Vereinsstruktur


Struktur folgt Zweck. Zweck beim Fußball ist das nächste Spiel zu gewinnen. Es wird von den Spielern gewonnen, denn alle anderen spielen nicht mit. Sie sind eigentlich unwichtig, obwohl es gegenwärtig den Anschein hat, dass die Manager, Aufsichtsräte und Trainer wichtiger sind. Der Anschein trügt. Wenn das Spiel angepfiffen wird, spielt nur die Mannschaft. Alle anderen sind draußen vor. Hier ist die Hierarchie.

1. Die Mannschaft

Im Powerfußball, wo man erwarten kann, dass die Mannschaft für 15 Jahre zusammenbleibt, steht die Mannschaft daher an der Spitze der hierarchischen Struktur. Um sie dreht sich alles, sie ist der Angelpunkt des Vereins. Die Mannschaft ist der Verein. Sie sind laufend zusammen, von morgens bis abends. Sie bilden eine Einheit, sind ein Team, wie man es sonst nur bei Militär findet. Diese Einheit macht sie stark. Einer für alle und alle für einen, trifft wahrlich auf die Powerfußballmannschaft zu.

2. Der Fazilitator

Sie werden vereint, gestützt und entwickelt vom Fazilitator. Er (oder sie, denn Frauen eignen sich besser für diese Rolle) ist das wichtigste Glied in der Struktur. Ist er gut, werden die Spieler gut. Was heißt hier gut? Er muss weise sein, die Spieler geschickt und mit Einfühlungsvermögen leiten. Genau genommen, hat der Fazilitator wenig zu tun.
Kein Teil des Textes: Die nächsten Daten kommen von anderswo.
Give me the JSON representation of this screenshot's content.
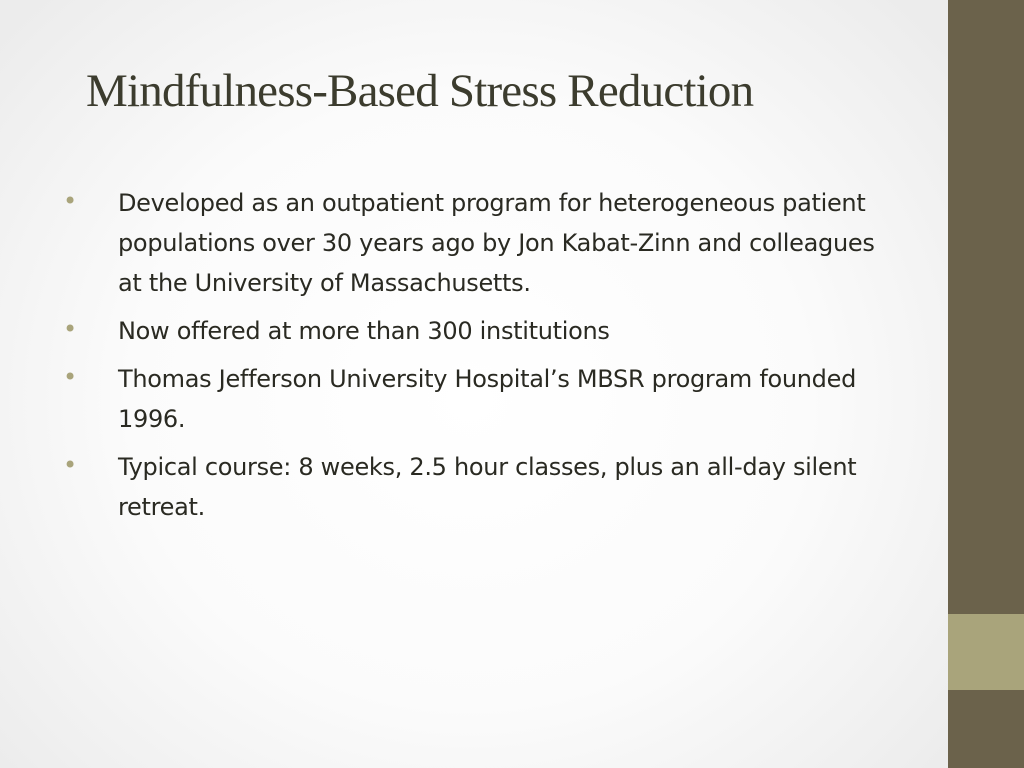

Denn der Tageskapitän nimmt ihm die tägliche Arbeit ab. Er plant und organisiert nur anfänglich, mit den Spielern natürlich. Steht der Plan, läuft alles planmäßig. Dafür sorgt die Mannschaft. Aus dem Plan entwickeln sich Ziele. Ist der Plan gut, und ist alles bestens organisiert, kann man die Ziele hochstecken („Wir wollen aufsteigen!“)

3. Der Manager

Der Vereinsmanager tut das, was Manager allgemein tun, bis auf die Zielsetzung („Was wollen wir in diesem Jahr erreichen?“), die setzt die Mannschaft. Aber der Manager plant, organisiert und kontrolliert die anderen Abläufe: Eintrittskarten, Stadionpflege, Personal, Finanzen. In der Hierarchie steht der Manager also an dritter Stelle: nach den Spielern und dem Fazilitator. Manager sind leicht auswechselbar. Sie haben nicht den heutigen, oft selbst gestylten Status: Glamourmenschen. Eine gute Sekretärin kann es auch. Der Manager braucht keine Spieler einzukaufen, braucht keine Trainer rauszuwerfen und wieder einzustellen – ein immer wiederkehrendes Phänomen im gegenwärtigen Fußball. Er kann gern rein sachlich und ein wenig einfallslos sein. Auch braucht er keine Weitsicht.

4. Der Aufsichtsrat

Offiziell, hat der Aufsichtsrat wenig Arbeit. Er trifft sich alle paar Monate, hauptsächlich um den Akteuren zu sagen, dass sie einen guten Job tun. Inoffiziell unterstützt er die Mannschaft und den Fazilitator angehend. Die Aufsichtsratsmitglieder sind sogar oft beim täglichen Mittagsessen zu sehen. Sie geben der Mannschaft Auftrieb und ein Gefühl der Dazugehörigkeit.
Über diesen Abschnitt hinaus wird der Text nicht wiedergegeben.